Страница 58 из 66
Удостоверившись, что все заняли надлежащие места и полны внимания, Азим торжественным жестом взялся за выступающий из вершины плода коричневый нарост. Начал осторожно поворачивать его, и негромкий хруст ломающейся корки пронизал толпу возбуждением.
Отделенная вместе с наростом спираль начала медленно раскручиваться внутри скорлупы, и коричневый уступ неровными толчками выдвигался на розовом толстом жгуте. Люди затаили дыхание.
— Смерть покрыла молчанием брата нашего Нона! — пропел Азим. — Жизнь покроет гласом молчание смерти!
И тут спираль внутри окончательно развернулась, жгут с треском вылетел из плода, обдав стоящих в первом ряду брызгами яркого сока. И у всех вырвался ликующий ритуальный вопль.
Азим окропил белые балахоны брачной пары. Возбуждение толпы сразу угасло. И еще до того, как Азим увел новобрачных в Храм, жители стали расходиться.
На площадке оставались еще Хум и светлоокая Юола. Приятное томительное чувство, всегда возникающее при встрече с ней, охватило Олана. Юола смутилась, встретив его взгляд.
— Когда смерть покроет молчанием старого человека, ты тоже пойдешь в Храм, Юола, — произнес Олан, и ему стало почему-то не по себе.
Девушка сорвалась и побежала в сторону Деревни. Олан взял за руку мальчика.
— Когда умирает человек, он уже не ловит рыбу и не рубит листьев Тхе. Нельзя, чтобы нас было меньше.
— Я знаю, — равнодушно проронил Хум. — Это Обряд.

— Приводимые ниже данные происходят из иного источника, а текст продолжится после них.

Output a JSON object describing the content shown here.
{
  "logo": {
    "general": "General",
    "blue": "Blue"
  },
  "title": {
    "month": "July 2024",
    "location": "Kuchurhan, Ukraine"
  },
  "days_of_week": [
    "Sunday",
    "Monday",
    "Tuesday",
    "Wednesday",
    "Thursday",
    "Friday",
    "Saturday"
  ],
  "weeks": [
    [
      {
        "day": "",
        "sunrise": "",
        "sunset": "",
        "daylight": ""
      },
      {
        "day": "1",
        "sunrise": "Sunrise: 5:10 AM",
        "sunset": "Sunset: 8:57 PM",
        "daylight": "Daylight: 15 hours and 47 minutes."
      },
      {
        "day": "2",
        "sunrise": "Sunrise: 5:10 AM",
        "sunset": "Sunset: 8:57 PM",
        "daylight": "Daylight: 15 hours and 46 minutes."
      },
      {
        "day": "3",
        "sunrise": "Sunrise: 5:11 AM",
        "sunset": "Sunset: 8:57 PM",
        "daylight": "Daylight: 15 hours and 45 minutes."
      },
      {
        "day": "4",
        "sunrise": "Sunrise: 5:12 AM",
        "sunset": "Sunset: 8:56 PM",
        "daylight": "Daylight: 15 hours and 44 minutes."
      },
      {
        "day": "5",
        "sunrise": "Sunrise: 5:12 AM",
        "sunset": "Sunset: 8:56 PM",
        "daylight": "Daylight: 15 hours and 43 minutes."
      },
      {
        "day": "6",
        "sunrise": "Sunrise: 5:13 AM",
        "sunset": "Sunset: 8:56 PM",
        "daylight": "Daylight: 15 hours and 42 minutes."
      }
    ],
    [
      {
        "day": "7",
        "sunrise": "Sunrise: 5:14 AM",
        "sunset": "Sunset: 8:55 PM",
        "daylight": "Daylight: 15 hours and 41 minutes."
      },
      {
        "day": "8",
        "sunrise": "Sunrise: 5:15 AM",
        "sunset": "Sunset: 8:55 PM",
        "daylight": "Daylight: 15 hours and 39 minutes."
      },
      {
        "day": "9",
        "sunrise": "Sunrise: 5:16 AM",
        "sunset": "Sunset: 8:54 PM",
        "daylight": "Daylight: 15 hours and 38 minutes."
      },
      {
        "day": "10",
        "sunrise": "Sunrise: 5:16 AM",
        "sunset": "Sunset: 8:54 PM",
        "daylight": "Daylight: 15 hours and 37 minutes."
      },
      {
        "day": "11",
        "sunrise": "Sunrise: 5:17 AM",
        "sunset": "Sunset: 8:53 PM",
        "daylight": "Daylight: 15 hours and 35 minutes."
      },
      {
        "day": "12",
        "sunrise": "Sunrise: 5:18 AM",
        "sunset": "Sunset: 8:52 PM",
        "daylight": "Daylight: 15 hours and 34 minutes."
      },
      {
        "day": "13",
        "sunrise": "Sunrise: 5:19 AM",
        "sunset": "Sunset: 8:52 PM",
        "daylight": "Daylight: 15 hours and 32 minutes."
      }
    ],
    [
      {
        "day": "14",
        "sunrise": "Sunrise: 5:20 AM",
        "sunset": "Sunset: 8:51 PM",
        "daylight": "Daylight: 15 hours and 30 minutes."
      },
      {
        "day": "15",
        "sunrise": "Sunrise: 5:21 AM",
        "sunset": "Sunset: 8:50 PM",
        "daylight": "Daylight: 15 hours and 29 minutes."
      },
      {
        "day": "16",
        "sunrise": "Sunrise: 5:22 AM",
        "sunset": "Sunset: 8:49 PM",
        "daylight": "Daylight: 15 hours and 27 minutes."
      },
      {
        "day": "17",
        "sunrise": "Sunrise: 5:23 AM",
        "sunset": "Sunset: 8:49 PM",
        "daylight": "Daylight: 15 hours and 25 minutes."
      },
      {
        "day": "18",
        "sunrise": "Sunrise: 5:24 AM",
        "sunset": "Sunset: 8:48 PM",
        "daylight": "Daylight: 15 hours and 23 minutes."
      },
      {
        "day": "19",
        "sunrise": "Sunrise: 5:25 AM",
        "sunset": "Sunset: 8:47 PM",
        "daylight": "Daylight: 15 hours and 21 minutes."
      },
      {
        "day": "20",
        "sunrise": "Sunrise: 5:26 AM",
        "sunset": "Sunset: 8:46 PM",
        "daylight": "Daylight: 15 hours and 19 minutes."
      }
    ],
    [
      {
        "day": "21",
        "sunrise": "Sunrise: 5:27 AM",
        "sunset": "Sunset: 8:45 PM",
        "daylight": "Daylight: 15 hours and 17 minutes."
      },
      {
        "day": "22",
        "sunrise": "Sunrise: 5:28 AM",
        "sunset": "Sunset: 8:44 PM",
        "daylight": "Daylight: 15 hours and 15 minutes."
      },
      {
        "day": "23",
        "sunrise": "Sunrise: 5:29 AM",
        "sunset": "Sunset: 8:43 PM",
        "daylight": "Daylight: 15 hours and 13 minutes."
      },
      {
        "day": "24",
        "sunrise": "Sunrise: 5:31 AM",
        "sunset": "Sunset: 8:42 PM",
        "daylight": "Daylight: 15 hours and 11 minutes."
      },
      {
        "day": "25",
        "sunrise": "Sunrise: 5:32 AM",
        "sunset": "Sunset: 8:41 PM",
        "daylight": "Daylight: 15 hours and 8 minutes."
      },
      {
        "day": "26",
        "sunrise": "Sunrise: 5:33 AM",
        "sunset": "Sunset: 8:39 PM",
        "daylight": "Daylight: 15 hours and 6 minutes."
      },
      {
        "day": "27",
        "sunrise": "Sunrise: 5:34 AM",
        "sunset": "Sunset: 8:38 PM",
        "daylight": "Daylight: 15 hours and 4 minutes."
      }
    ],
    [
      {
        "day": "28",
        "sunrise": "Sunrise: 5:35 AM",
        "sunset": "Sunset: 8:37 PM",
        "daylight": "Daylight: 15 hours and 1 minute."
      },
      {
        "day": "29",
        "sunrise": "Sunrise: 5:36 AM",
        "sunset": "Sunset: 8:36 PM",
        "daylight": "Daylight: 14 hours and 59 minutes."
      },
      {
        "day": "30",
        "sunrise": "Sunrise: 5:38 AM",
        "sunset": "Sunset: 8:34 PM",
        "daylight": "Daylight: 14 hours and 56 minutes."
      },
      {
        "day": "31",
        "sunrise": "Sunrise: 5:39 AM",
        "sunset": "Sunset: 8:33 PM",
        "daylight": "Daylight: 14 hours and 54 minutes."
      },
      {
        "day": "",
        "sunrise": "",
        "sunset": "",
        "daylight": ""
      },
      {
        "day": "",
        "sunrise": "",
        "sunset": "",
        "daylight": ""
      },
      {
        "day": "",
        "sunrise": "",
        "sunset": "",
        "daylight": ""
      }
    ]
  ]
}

И Олан, который до того никогда не задумывался, но ощущал, что понимает, почему жителей Деревни должно быть постоянное число, теперь, желая это объяснить, почувствовал сомнение.
— Раз умер старый Нон, надо, чтобы появился новый человек. Когда Учитель открывает плод дерева Шим и кропит розовым соком одежду жены, у нее появляется ребенок…
По ладони мальчика Олан понял, что тому вовсе неинтересно.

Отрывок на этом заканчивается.